A los 25 años, los grandes movimientos tectónicos de la infancia y la adolescencia dan paso a un entorno neuronal más estable. Pero estabilidad no implica estancamiento, y cada vez tenemos más evidencia sobre la gran capacidad de cambio y crecimiento de nuestro cerebro. Nuestros hábitos modifican nuestro cerebro mucho más de lo que creemos. Cada interacción con el mundo externo tiene efecto. A su vez, esta interacción sería imposible sin los sentidos, cuya relación con el cerebro es mucho más compleja de lo que piensas.
EL CEREBRO CREA TU REALIDAD
Solía pensar que el cerebro era el órgano más maravilloso de mi cuerpo, hasta que me di cuenta de quién me decía eso.
EMO PHILIPS
El cerebro, con toda su complejidad, es un órgano más, y depende del resto del cuerpo para su correcto funcionamiento. Más adelante veremos, por ejemplo, la estrecha relación entre la salud coronaria y la salud mental, y el impacto que tu intestino tiene en tu cerebro.
Además, el cerebro serviría de poco sin conexión con el resto del cuerpo. Vive encerrado en un oscuro y solitario cráneo, sin acceso directo al mundo externo. Por tanto, el cerebro depende de la constante información que recibe de los sentidos, la única conexión de su búnker óseo con el exterior.
A pesar de lo que crees percibir, ahí fuera solo existe energía y materia. Tus sentidos transforman ciertos elementos del entorno en señales electroquímicas, el único lenguaje que entiende tu cerebro. Tus ojos detectan fotones, tus oídos oscilaciones en la presión del aire y tu olfato compuestos químicos volátiles. Pero las experiencias de ver, oír u oler se producen en el cerebro. Los colores y los olores existen únicamente en tu cabeza. Tu percepción de la realidad es una simple ilusión creada por tu maquinaria mental, una especie de alquimia biológica que integra multitud de señales eléctricas inconexas para crear una rica experiencia.
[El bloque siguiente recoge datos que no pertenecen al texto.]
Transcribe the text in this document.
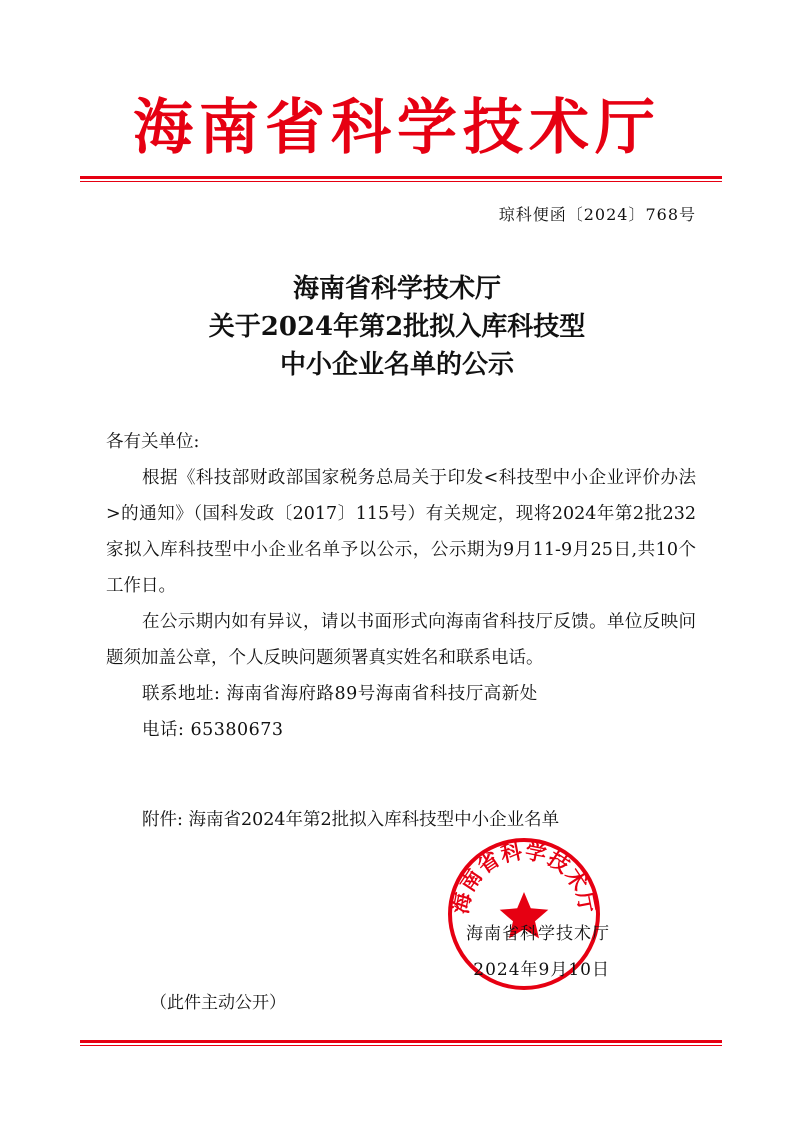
海南省科学技术厅
琼科便函〔2024〕768号
海南省科学技术厅
关于2024年第2批拟入库科技型
中小企业名单的公示

各有关单位:

根据《科技部财政部国家税务总局关于印发<科技型中小企业评价办法>的通知》（国科发政〔2017〕115号）有关规定，现将2024年第2批232家拟入库科技型中小企业名单予以公示，公示期为9月11-9月25日,共10个工作日。

在公示期内如有异议，请以书面形式向海南省科技厅反馈。单位反映问题须加盖公章，个人反映问题须署真实姓名和联系电话。

联系地址: 海南省海府路89号海南省科技厅高新处

电话: 65380673

附件: 海南省2024年第2批拟入库科技型中小企业名单
海南省科学技术厅
海南省科学技术厅
2024年9月10日
（此件主动公开）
Tus sentidos perciben una ínfima parte de la realidad, y además tu cerebro ignora la mayoría de la información enviada por estos sentidos. Si tuviera que prestar atención a toda esa información se abrumaría y sería incapaz de responder de manera efectiva. A lo largo de millones de años, nuestro cerebro se especializó en priorizar la información que entiende relevante para la supervivencia o la procreación, descartando todo lo demás. Su objetivo es crear una representación simplificada de lo que existe ahí fuera, no un reflejo perfecto.
De hecho, tu cerebro no se limita a simplificar la realidad, sino que la altera. Para crear su representación interna combina la información recibida a través de los sentidos con la información producida por él mismo. No espera con pasividad a recibir información del exterior, sino que intenta predecir constantemente lo que percibirá a continuación. Lo que esperas ver condiciona lo que al final ves. Nuestra percepción de la realidad tiene tanto que ver con la información que tu cerebro recibe del exterior como con la que él mismo genera. Si necesitásemos una representación fidedigna de lo que existe ahí fuera, nos hubiera comido el león mientras seguíamos procesando información. Para tu cerebro, la supervivencia es más importante que la verdad.